In working with Dan’s attorney, we were able to determine the disability insurer had required him to submit to numerous Independent Medical Evaluations which supported his disability. However, the last IME (six in total) favored the denial position of the insurance company, a practice preferred to as “doctor or IME shopping.” This routine practice among others led the disability insurer to offer Dan a settlement and the case was successfully concluded. Dan is not now working as a Financial Planner, and he received a reasonable settlement of his Individual Disability claims after they were denied by his insurance company. A real plus for the insured

Mary Y is a Registered Nurse diagnosed with chronic fatigue.

After receiving benefits under the provisions of her policy for 24 months, her claim was terminated when the definition of disability changed in her contract. The disability insurer conducted a Transferable Skills Analysis, and located alternative occupations it believed she could perform.

Upon examination of Mary’s policy provisions, I discovered that the definition of “gainful” in her policy was “60% of indexed pre-disability” earnings. When I looked very carefully at the insurer’s documentation I was able to determine the claims specialist did not “index” the pre-disability earnings, and the alternative occupations were in fact “not gainful.” When the number crunch was provided to the insurance company, they reinstated Mary’s benefits along with a letter of apology.  When a policy requires “indexing”, they need to index!

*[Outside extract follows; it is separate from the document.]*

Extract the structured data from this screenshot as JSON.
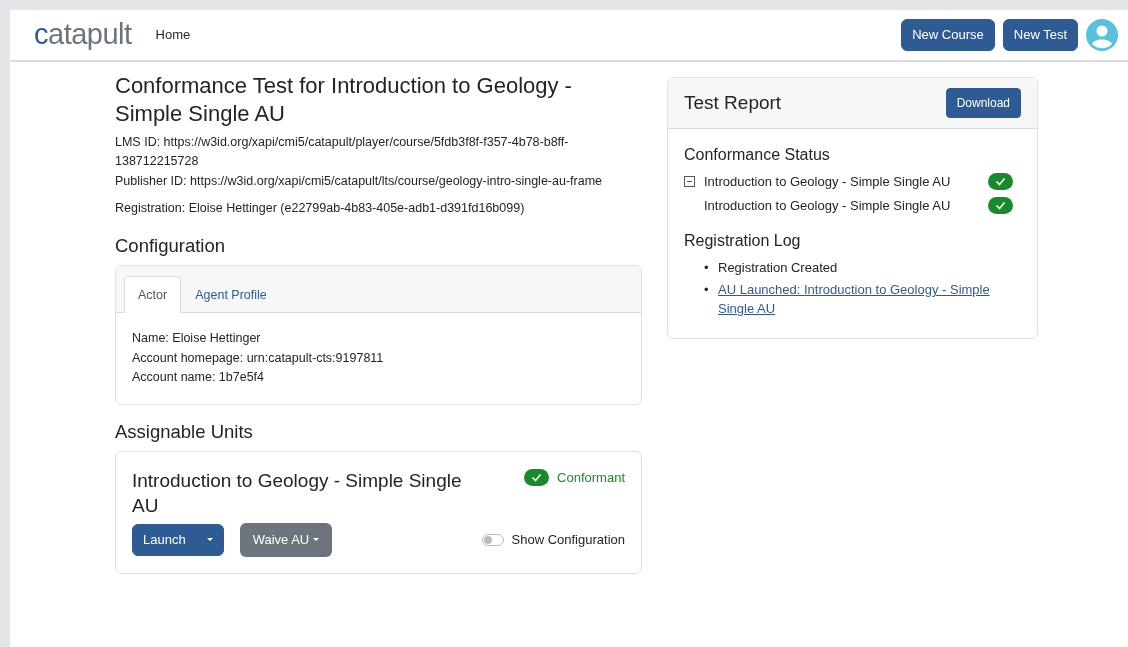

I actually discovered one of my clients’ benefits had been significantly reduced for an estimate of social security disability which was intended to be punitive since she refused to apply for SSDI. Upon looking at her policy I discovered she in fact had a “non-integrated” policy which did not allow offsets for other income such as social security. Her disability insurer was required to send her a check to compensate for the error.